Horace Silver’s "Diggin’ on Dexter" from The Hardbop Grandpop (with Michael Brecker on tenor sax) establishes haunting understatement through relaxed improvisation, and with direct reference to one of the inimitable tenor sax innovators, whose authoritative tone still remains immediately recognizable. Unlike some of Silver’s faster-paced pieces, "Diggin’ on Dexter’s" melody weaves insinuatingly at medium tempo until the the rhythm stops on the seventh measure for the tenor saxophone’s unaccompanied cry, allowing for the tonal quality to capture the listener’s attention, rather than the overwhelming soulfulness of songs written with the B-3 in mind. Guitarist Pete McCann’s versatility should be noted as he provides rhythm guitar back-up until he recalls the spirit of Wes Montgomery in a beautifully crafted solo. McCann’s effortless facility on "Diggin’ on Dexter" contrasts with his fierier work on other tracks. Monaco’s solo involves the power of the B-3 to suggest, rather than to shout, as he remains within the low-key spirit of the tune through even dynamics, his own tantalizing call and response, and the classic B-3 sustain of a single wavering chord embellished by ever-so-subtle-and-sligh left-hand lines of harmony.
Another piece that Mills did not write does not evoke images of smoky organ circuit clubs wherein the tenor sax wails and moans, but instead is a tender and brief (2½-minute) duo solely of Mills and McCann playing Billy Strayhorn’s "A Flower Is a Lovesome Thing," obviously based upon Joe Henderson’s gorgeous version from his 1992 Lush Life album. Indeed, Mills’s version is so much based upon Henderson’s that he plays it at the exact same tempo in the same key.

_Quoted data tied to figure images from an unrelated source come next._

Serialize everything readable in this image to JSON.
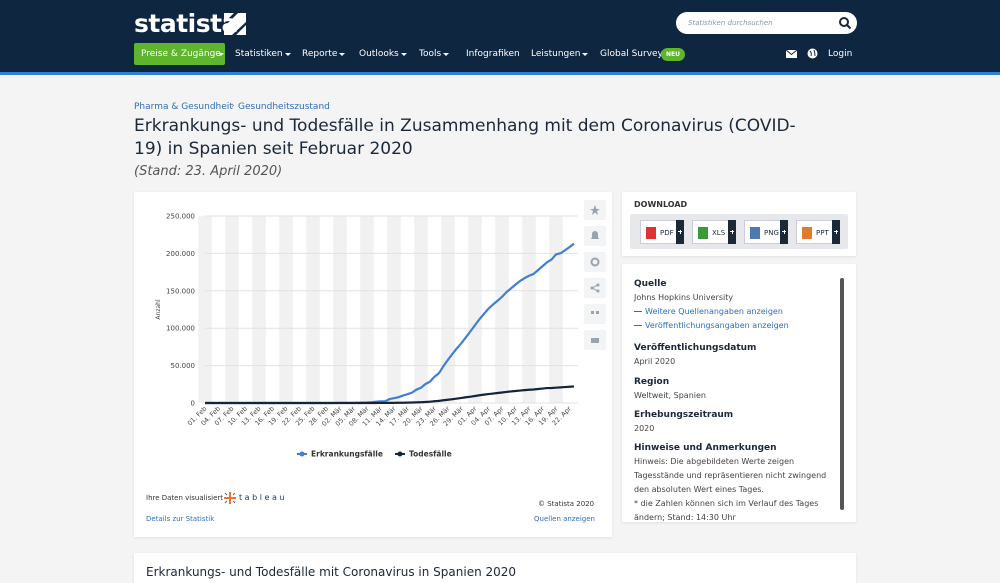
{
  "header": {
    "logo": "statista",
    "search_placeholder": "Statistiken durchsuchen",
    "nav": [
      "Preise & Zugänge",
      "Statistiken",
      "Reporte",
      "Outlooks",
      "Tools",
      "Infografiken",
      "Leistungen",
      "Global Survey"
    ],
    "badge": "NEU",
    "login": "Login"
  },
  "breadcrumb": [
    "Pharma & Gesundheit",
    "Gesundheitszustand"
  ],
  "title": "Erkrankungs- und Todesfälle in Zusammenhang mit dem Coronavirus (COVID-19) in Spanien seit Februar 2020",
  "subtitle": "(Stand: 23. April 2020)",
  "chart_data": {
    "type": "line",
    "y_label": "Anzahl",
    "categories": [
      "01. Feb",
      null,
      null,
      "04. Feb",
      null,
      null,
      "07. Feb",
      null,
      null,
      "10. Feb",
      null,
      null,
      "13. Feb",
      null,
      null,
      "16. Feb",
      null,
      null,
      "19. Feb",
      null,
      null,
      "22. Feb",
      null,
      null,
      "25. Feb",
      null,
      null,
      "28. Feb",
      null,
      null,
      "02. Mär",
      null,
      null,
      "05. Mär",
      null,
      null,
      "08. Mär",
      null,
      null,
      "11. Mär",
      null,
      null,
      "14. Mär",
      null,
      null,
      "17. Mär",
      null,
      null,
      "20. Mär",
      null,
      null,
      "23. Mär",
      null,
      null,
      "26. Mär",
      null,
      null,
      "29. Mär",
      null,
      null,
      "01. Apr",
      null,
      null,
      "04. Apr",
      null,
      null,
      "07. Apr",
      null,
      null,
      "10. Apr",
      null,
      null,
      "13. Apr",
      null,
      null,
      "16. Apr",
      null,
      null,
      "19. Apr",
      null,
      null,
      "22. Apr",
      null
    ],
    "series": [
      {
        "name": "Erkrankungsfälle",
        "color": "#3f7fd4",
        "values": [
          1,
          1,
          1,
          1,
          1,
          1,
          1,
          1,
          2,
          2,
          2,
          2,
          2,
          2,
          2,
          2,
          2,
          2,
          2,
          2,
          2,
          2,
          2,
          2,
          6,
          13,
          15,
          32,
          45,
          84,
          120,
          165,
          222,
          259,
          400,
          500,
          673,
          1073,
          1695,
          2277,
          2277,
          5232,
          6391,
          7798,
          9942,
          11748,
          13910,
          17963,
          20410,
          25374,
          28603,
          35136,
          39885,
          49515,
          57786,
          65719,
          73235,
          80110,
          87956,
          95923,
          104118,
          112065,
          119199,
          126168,
          131646,
          136675,
          141942,
          148220,
          153222,
          158273,
          163027,
          166831,
          170099,
          172541,
          177633,
          182816,
          188068,
          191726,
          198674,
          200210,
          204178,
          208389,
          213024
        ]
      },
      {
        "name": "Todesfälle",
        "color": "#14253a",
        "values": [
          0,
          0,
          0,
          0,
          0,
          0,
          0,
          0,
          0,
          0,
          0,
          0,
          0,
          0,
          0,
          0,
          0,
          0,
          0,
          0,
          0,
          0,
          0,
          0,
          0,
          0,
          0,
          0,
          0,
          0,
          0,
          1,
          2,
          3,
          5,
          10,
          17,
          28,
          35,
          54,
          55,
          133,
          195,
          289,
          342,
          533,
          623,
          830,
          1043,
          1375,
          1772,
          2311,
          2808,
          3647,
          4365,
          5138,
          5982,
          6803,
          7716,
          8464,
          9387,
          10348,
          11198,
          11947,
          12641,
          13341,
          14045,
          14792,
          15447,
          16081,
          16606,
          17209,
          17756,
          18056,
          18708,
          19315,
          20002,
          20043,
          20453,
          20852,
          21282,
          21717,
          22157
        ]
      }
    ],
    "ylim": [
      0,
      250000
    ],
    "yticks": [
      0,
      {
        "value": 50000,
        "label": "50.000"
      },
      {
        "value": 100000,
        "label": "100.000"
      },
      {
        "value": 150000,
        "label": "150.000"
      },
      {
        "value": 200000,
        "label": "200.000"
      },
      {
        "value": 250000,
        "label": "250.000"
      }
    ],
    "grid": true,
    "legend": "bottom"
  },
  "chart_footer": {
    "tableau_text": "Ihre Daten visualisiert",
    "tableau": "t a b l e a u",
    "copyright": "© Statista 2020",
    "details": "Details zur Statistik",
    "sources": "Quellen anzeigen"
  },
  "download": {
    "title": "DOWNLOAD",
    "formats": [
      "PDF",
      "XLS",
      "PNG",
      "PPT"
    ]
  },
  "info": [
    {
      "heading": "Quelle",
      "lines": [
        "Johns Hopkins University"
      ],
      "links": [
        "Weitere Quellenangaben anzeigen",
        "Veröffentlichungsangaben anzeigen"
      ]
    },
    {
      "heading": "Veröffentlichungsdatum",
      "lines": [
        "April 2020"
      ]
    },
    {
      "heading": "Region",
      "lines": [
        "Weltweit, Spanien"
      ]
    },
    {
      "heading": "Erhebungszeitraum",
      "lines": [
        "2020"
      ]
    },
    {
      "heading": "Hinweise und Anmerkungen",
      "lines": [
        "Hinweis: Die abgebildeten Werte zeigen Tagesstände und repräsentieren nicht zwingend den absoluten Wert eines Tages.",
        "* die Zahlen können sich im Verlauf des Tages ändern; Stand: 14:30 Uhr"
      ]
    }
  ],
  "next_title": "Erkrankungs- und Todesfälle mit Coronavirus in Spanien 2020"
}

Interestingly, if you are so inclined, you could play Henderson’s and Mills’s recordings at the same time, and it sounds as if they are in dialogue, one responding to the other (and with Wynton Marsalis solos from Lush Life thrown in too).

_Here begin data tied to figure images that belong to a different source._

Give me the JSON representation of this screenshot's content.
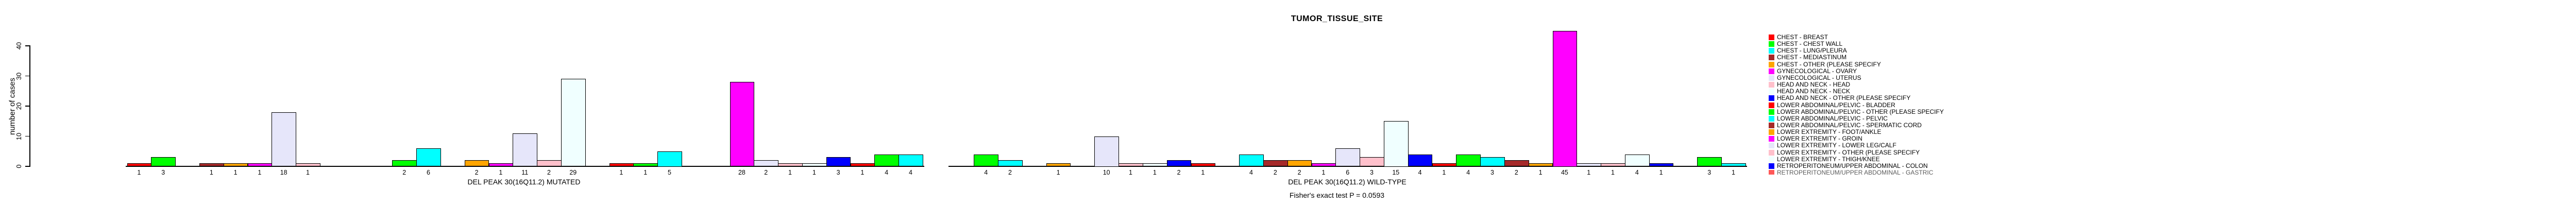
{
  "chart_data": {
    "type": "bar",
    "title": "TUMOR_TISSUE_SITE",
    "ylabel": "number of cases",
    "ylim": [
      0,
      40
    ],
    "yticks": [
      0,
      10,
      20,
      30,
      40
    ],
    "grid": false,
    "legend_position": "right",
    "n_slots_per_panel": 33,
    "color_cycle": [
      "#FF0000",
      "#00FF00",
      "#00FFFF",
      "#A52A2A",
      "#FFA500",
      "#FF00FF",
      "#E6E6FA",
      "#FFC0CB",
      "#F0FFFF",
      "#0000FF"
    ],
    "panels": [
      {
        "label": "DEL PEAK 30(16Q11.2) MUTATED",
        "values": [
          1,
          3,
          0,
          1,
          1,
          1,
          18,
          1,
          0,
          0,
          0,
          2,
          6,
          0,
          2,
          1,
          11,
          2,
          29,
          0,
          1,
          1,
          5,
          0,
          0,
          28,
          2,
          1,
          1,
          3,
          1,
          4,
          4
        ]
      },
      {
        "label": "DEL PEAK 30(16Q11.2) WILD-TYPE",
        "values": [
          0,
          4,
          2,
          0,
          1,
          0,
          10,
          1,
          1,
          2,
          1,
          0,
          4,
          2,
          2,
          1,
          6,
          3,
          15,
          4,
          1,
          4,
          3,
          2,
          1,
          45,
          1,
          1,
          4,
          1,
          0,
          3,
          1
        ]
      }
    ],
    "annotation": "Fisher's exact test P = 0.0593",
    "legend_entries": [
      {
        "label": "CHEST - BREAST",
        "color": "#FF0000",
        "clipped": false
      },
      {
        "label": "CHEST - CHEST WALL",
        "color": "#00FF00",
        "clipped": false
      },
      {
        "label": "CHEST - LUNG/PLEURA",
        "color": "#00FFFF",
        "clipped": false
      },
      {
        "label": "CHEST - MEDIASTINUM",
        "color": "#A52A2A",
        "clipped": false
      },
      {
        "label": "CHEST - OTHER (PLEASE SPECIFY",
        "color": "#FFA500",
        "clipped": false
      },
      {
        "label": "GYNECOLOGICAL - OVARY",
        "color": "#FF00FF",
        "clipped": false
      },
      {
        "label": "GYNECOLOGICAL - UTERUS",
        "color": "#E6E6FA",
        "clipped": false
      },
      {
        "label": "HEAD AND NECK - HEAD",
        "color": "#FFC0CB",
        "clipped": false
      },
      {
        "label": "HEAD AND NECK - NECK",
        "color": "#F0FFFF",
        "clipped": false
      },
      {
        "label": "HEAD AND NECK - OTHER (PLEASE SPECIFY",
        "color": "#0000FF",
        "clipped": false
      },
      {
        "label": "LOWER ABDOMINAL/PELVIC - BLADDER",
        "color": "#FF0000",
        "clipped": false
      },
      {
        "label": "LOWER ABDOMINAL/PELVIC - OTHER (PLEASE SPECIFY",
        "color": "#00FF00",
        "clipped": false
      },
      {
        "label": "LOWER ABDOMINAL/PELVIC - PELVIC",
        "color": "#00FFFF",
        "clipped": false
      },
      {
        "label": "LOWER ABDOMINAL/PELVIC - SPERMATIC CORD",
        "color": "#A52A2A",
        "clipped": false
      },
      {
        "label": "LOWER EXTREMITY - FOOT/ANKLE",
        "color": "#FFA500",
        "clipped": false
      },
      {
        "label": "LOWER EXTREMITY - GROIN",
        "color": "#FF00FF",
        "clipped": false
      },
      {
        "label": "LOWER EXTREMITY - LOWER LEG/CALF",
        "color": "#E6E6FA",
        "clipped": false
      },
      {
        "label": "LOWER EXTREMITY - OTHER (PLEASE SPECIFY",
        "color": "#FFC0CB",
        "clipped": false
      },
      {
        "label": "LOWER EXTREMITY - THIGH/KNEE",
        "color": "#F0FFFF",
        "clipped": false
      },
      {
        "label": "RETROPERITONEUM/UPPER ABDOMINAL - COLON",
        "color": "#0000FF",
        "clipped": false
      },
      {
        "label": "RETROPERITONEUM/UPPER ABDOMINAL - GASTRIC",
        "color": "#FF0000",
        "clipped": true
      }
    ]
  }
}
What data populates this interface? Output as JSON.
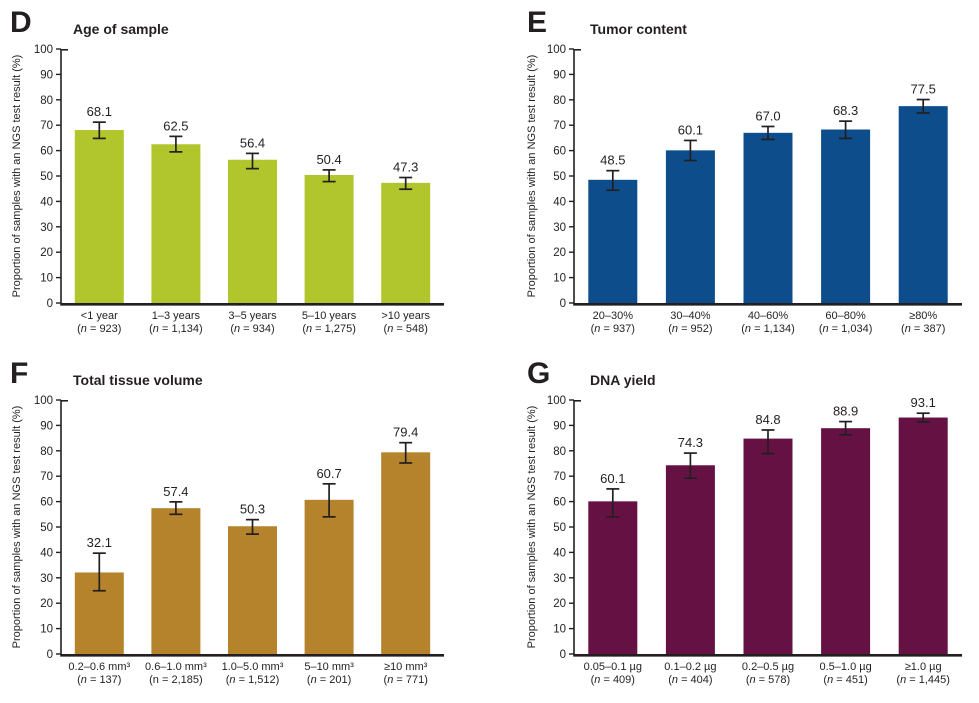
{
  "figure": {
    "background": "#ffffff",
    "ink_color": "#231f20",
    "y_ticks": [
      0,
      10,
      20,
      30,
      40,
      50,
      60,
      70,
      80,
      90,
      100
    ],
    "ylim": [
      0,
      100
    ],
    "y_axis_label": "Proportion of samples with an NGS test result (%)"
  },
  "chart_data": [
    {
      "type": "bar",
      "panel": "D",
      "title": "Age of sample",
      "xlabel": "",
      "ylabel": "Proportion of samples with an NGS test result (%)",
      "ylim": [
        0,
        100
      ],
      "grid": false,
      "bar_color": "#b0c62c",
      "categories": [
        "<1 year",
        "1–3 years",
        "3–5 years",
        "5–10 years",
        ">10 years"
      ],
      "n_counts": [
        "923",
        "1,134",
        "934",
        "1,275",
        "548"
      ],
      "n_italic": [
        true,
        true,
        true,
        true,
        true
      ],
      "values": [
        68.1,
        62.5,
        56.4,
        50.4,
        47.3
      ],
      "error_low": [
        64.8,
        59.5,
        52.9,
        47.8,
        44.8
      ],
      "error_high": [
        71.2,
        65.6,
        58.9,
        52.4,
        49.4
      ]
    },
    {
      "type": "bar",
      "panel": "E",
      "title": "Tumor content",
      "xlabel": "",
      "ylabel": "Proportion of samples with an NGS test result (%)",
      "ylim": [
        0,
        100
      ],
      "grid": false,
      "bar_color": "#0d4d8b",
      "categories": [
        "20–30%",
        "30–40%",
        "40–60%",
        "60–80%",
        "≥80%"
      ],
      "n_counts": [
        "937",
        "952",
        "1,134",
        "1,034",
        "387"
      ],
      "n_italic": [
        true,
        true,
        true,
        true,
        true
      ],
      "values": [
        48.5,
        60.1,
        67.0,
        68.3,
        77.5
      ],
      "error_low": [
        44.4,
        56.1,
        64.4,
        64.8,
        74.8
      ],
      "error_high": [
        52.1,
        64.0,
        69.5,
        71.6,
        80.1
      ]
    },
    {
      "type": "bar",
      "panel": "F",
      "title": "Total tissue volume",
      "xlabel": "",
      "ylabel": "Proportion of samples with an NGS test result (%)",
      "ylim": [
        0,
        100
      ],
      "grid": false,
      "bar_color": "#b4832b",
      "categories": [
        "0.2–0.6 mm³",
        "0.6–1.0 mm³",
        "1.0–5.0 mm³",
        "5–10 mm³",
        "≥10 mm³"
      ],
      "n_counts": [
        "137",
        "2,185",
        "1,512",
        "201",
        "771"
      ],
      "n_italic": [
        true,
        false,
        true,
        true,
        true
      ],
      "values": [
        32.1,
        57.4,
        50.3,
        60.7,
        79.4
      ],
      "error_low": [
        24.9,
        55.0,
        47.2,
        54.0,
        75.2
      ],
      "error_high": [
        39.7,
        59.9,
        52.9,
        67.0,
        83.2
      ]
    },
    {
      "type": "bar",
      "panel": "G",
      "title": "DNA yield",
      "xlabel": "",
      "ylabel": "Proportion of samples with an NGS test result (%)",
      "ylim": [
        0,
        100
      ],
      "grid": false,
      "bar_color": "#661143",
      "categories": [
        "0.05–0.1 µg",
        "0.1–0.2 µg",
        "0.2–0.5 µg",
        "0.5–1.0 µg",
        "≥1.0 µg"
      ],
      "n_counts": [
        "409",
        "404",
        "578",
        "451",
        "1,445"
      ],
      "n_italic": [
        true,
        true,
        true,
        true,
        true
      ],
      "values": [
        60.1,
        74.3,
        84.8,
        88.9,
        93.1
      ],
      "error_low": [
        54.0,
        69.2,
        78.9,
        86.3,
        91.4
      ],
      "error_high": [
        65.0,
        79.1,
        88.2,
        91.5,
        94.8
      ]
    }
  ]
}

And the third song that Mills includes from another composer is one that McCann wrote, "Crooked Cheese," which injects some angularity into a modified boogaloo groove, an opportunity that Mills’s group seizes for all the dynamism it affords, including contrasting rhythms, Monaco’s snake-charmer-like warbling, and McCann’s blazing guitar solo.
And what of the fresh spins that Mills created in tribute to the tenor sax greats?
Most apparent in its recognition is "Eddie," during which Mills adopts not just Eddie Harris’s instantly identifiable tone, but also his persona as he infuses the performance with irrepressible energy, Harrisian honks, challenging intervallic leaps, jagged chorus-ending accents, upper-register kind-of squeals and his harmonic interplay with McCann at the bridge. Drummer Jim Rupp kicks off ""Talkin’ with the Tubs," a drum and tenor sax exchange heightening the tension as Mills harmonically outlines the piece before the rest of the group comes in for more longer tones and broad chords.... before they mix it up again with the tubs. "Too Close to Call" is a medium-tempo hand-clapper of a blues that gives each of the members of the group a chance to stretch out in soulful fashion. "For a Beginning" which comes near the end of the CD presents a gentle jazz waltz, with a feeling of four at times, to allow for some delicate crafting of the tenor sax solos, with Monaco all the while exercising restraint of the B-3 to remain within the spirit of the piece. And "Winter Rain," which Columbus experienced today, is a more impressionistic composition without the strict feeling of four of the groove-based tunes, more attuned to something a Michael Brecker would play than a Coleman Hawkins, and one of three that feature bassist Andy Woodson, this time with an extended solo before featuring Rupp once again at its finish.
Fresh Spin covers much territory and, defying expectations, goes beyond a survey of traditional tenor sax classic solos, like "Body and Soul" or "Moody’s Mood for Love," and instead reshapes the music to reflect Pete Mills’s own talent and personality. And like his previous album, Art and Architecture, Fresh Spin reaffirms the fact that much jazz talent remains to be discovered outside of New York City and on some of the more specialized labels.